Thursday, June 03, 2010

It's Not You, It's Me


For the Millions, Sonya Chung asks herself, "Why do I not finish some books and finish others? Why are there books I try to get into but just can't? What's all this say about me?"

From the piece...

One of my favorite Millions Quizzes was “The Glaring Gap,” a post in which regular contributors confessed which Great Books / Great Authors they’ve never read. One contributor shared that she consciously chose not to read a certain category of male writers, and the comments came a-flying: oh, but you “should” read those! Should should should. Even the word “confess” implies sheepishness, shame and guilt. I know, I know, I should read (and love) Proust! And Dickens! And Virginia Woolf! And (these days) BolaƱo!

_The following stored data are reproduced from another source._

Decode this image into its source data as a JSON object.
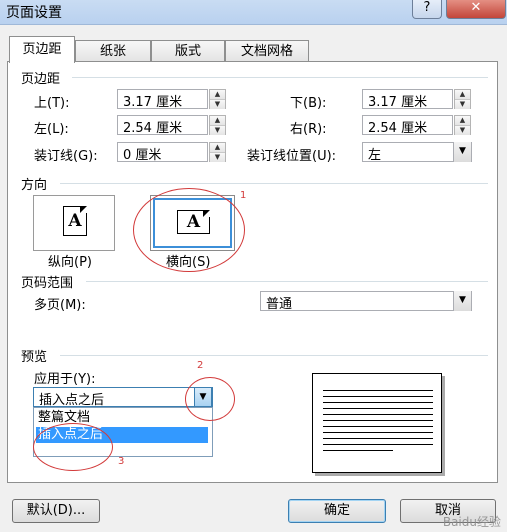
{
  "window": {
    "title": "页面设置",
    "help_label": "?",
    "close_label": "✕"
  },
  "tabs": [
    {
      "label": "页边距",
      "active": true
    },
    {
      "label": "纸张",
      "active": false
    },
    {
      "label": "版式",
      "active": false
    },
    {
      "label": "文档网格",
      "active": false
    }
  ],
  "margins": {
    "section_title": "页边距",
    "top_label": "上(T):",
    "top_value": "3.17 厘米",
    "bottom_label": "下(B):",
    "bottom_value": "3.17 厘米",
    "left_label": "左(L):",
    "left_value": "2.54 厘米",
    "right_label": "右(R):",
    "right_value": "2.54 厘米",
    "gutter_label": "装订线(G):",
    "gutter_value": "0 厘米",
    "gutter_pos_label": "装订线位置(U):",
    "gutter_pos_value": "左"
  },
  "orientation": {
    "section_title": "方向",
    "portrait_label": "纵向(P)",
    "landscape_label": "横向(S)",
    "icon_letter": "A",
    "selected": "landscape"
  },
  "pages": {
    "section_title": "页码范围",
    "multiple_label": "多页(M):",
    "multiple_value": "普通"
  },
  "preview": {
    "section_title": "预览",
    "apply_label": "应用于(Y):",
    "apply_value": "插入点之后",
    "options": [
      "整篇文档",
      "插入点之后"
    ],
    "selected_option": "插入点之后"
  },
  "annotations": {
    "mark1": "1",
    "mark2": "2",
    "mark3": "3",
    "color": "#d23a3a"
  },
  "buttons": {
    "default_label": "默认(D)...",
    "ok_label": "确定",
    "cancel_label": "取消"
  },
  "watermark": "Baidu经验"
}
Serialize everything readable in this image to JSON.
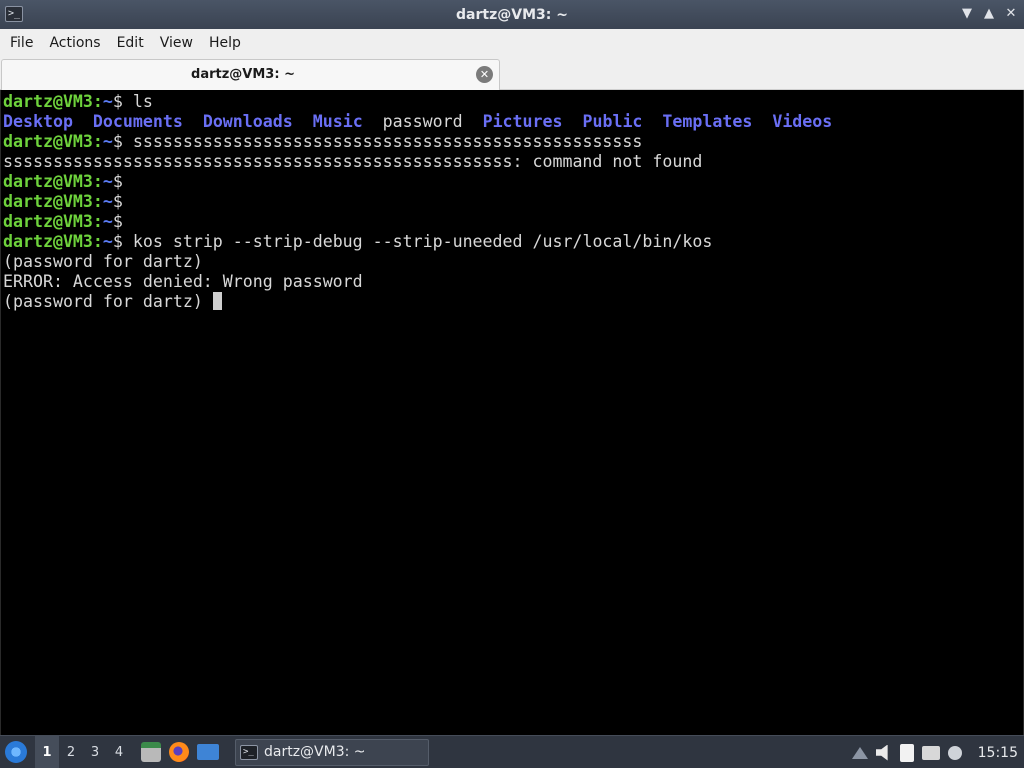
{
  "window": {
    "title": "dartz@VM3: ~",
    "controls": [
      "minimize",
      "maximize",
      "close"
    ]
  },
  "menu": [
    "File",
    "Actions",
    "Edit",
    "View",
    "Help"
  ],
  "tabs": [
    {
      "label": "dartz@VM3: ~"
    }
  ],
  "terminal": {
    "prompt_user": "dartz@VM3",
    "prompt_path": "~",
    "prompt_symbol": "$",
    "lines": [
      {
        "kind": "prompt",
        "cmd": " ls"
      },
      {
        "kind": "dirs",
        "entries": [
          {
            "name": "Desktop",
            "dir": true
          },
          {
            "name": "Documents",
            "dir": true
          },
          {
            "name": "Downloads",
            "dir": true
          },
          {
            "name": "Music",
            "dir": true
          },
          {
            "name": "password",
            "dir": false
          },
          {
            "name": "Pictures",
            "dir": true
          },
          {
            "name": "Public",
            "dir": true
          },
          {
            "name": "Templates",
            "dir": true
          },
          {
            "name": "Videos",
            "dir": true
          }
        ]
      },
      {
        "kind": "prompt",
        "cmd": " sssssssssssssssssssssssssssssssssssssssssssssssssss"
      },
      {
        "kind": "text",
        "text": "sssssssssssssssssssssssssssssssssssssssssssssssssss: command not found"
      },
      {
        "kind": "prompt",
        "cmd": ""
      },
      {
        "kind": "prompt",
        "cmd": ""
      },
      {
        "kind": "prompt",
        "cmd": ""
      },
      {
        "kind": "prompt",
        "cmd": " kos strip --strip-debug --strip-uneeded /usr/local/bin/kos"
      },
      {
        "kind": "text",
        "text": "(password for dartz)"
      },
      {
        "kind": "text",
        "text": "ERROR: Access denied: Wrong password"
      },
      {
        "kind": "text",
        "text": "(password for dartz) ",
        "cursor": true
      }
    ]
  },
  "taskbar": {
    "desktops": [
      "1",
      "2",
      "3",
      "4"
    ],
    "active_desktop": "1",
    "launchers": [
      "files-icon",
      "firefox-icon",
      "show-desktop-icon"
    ],
    "task_label": "dartz@VM3: ~",
    "tray_icons": [
      "tray-arrow-icon",
      "volume-icon",
      "clipboard-icon",
      "network-icon",
      "notification-icon"
    ],
    "clock": "15:15"
  }
}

My commitment to finishing books in the past was probably related to the above – fear of ensuing guilt and shame. Failure, too, I suppose. And perhaps at this point in my reading life, I’ve finished (and more than that, really ingested into my mind and emotions) enough books so that I feel a little freer in exercising the right to choose how to invest my reading time and energy; to veer from the Canonical Path – if such a thing actually exists anymore – and forge my own highly specific map of literary experience and influence. I’m not getting any younger, after all. Fifteen hours – the average it takes to read a book (and I tend to be on the slow side of this average) – is an increasingly precious chunk of time. Professional book reviewers, you have my sympathies.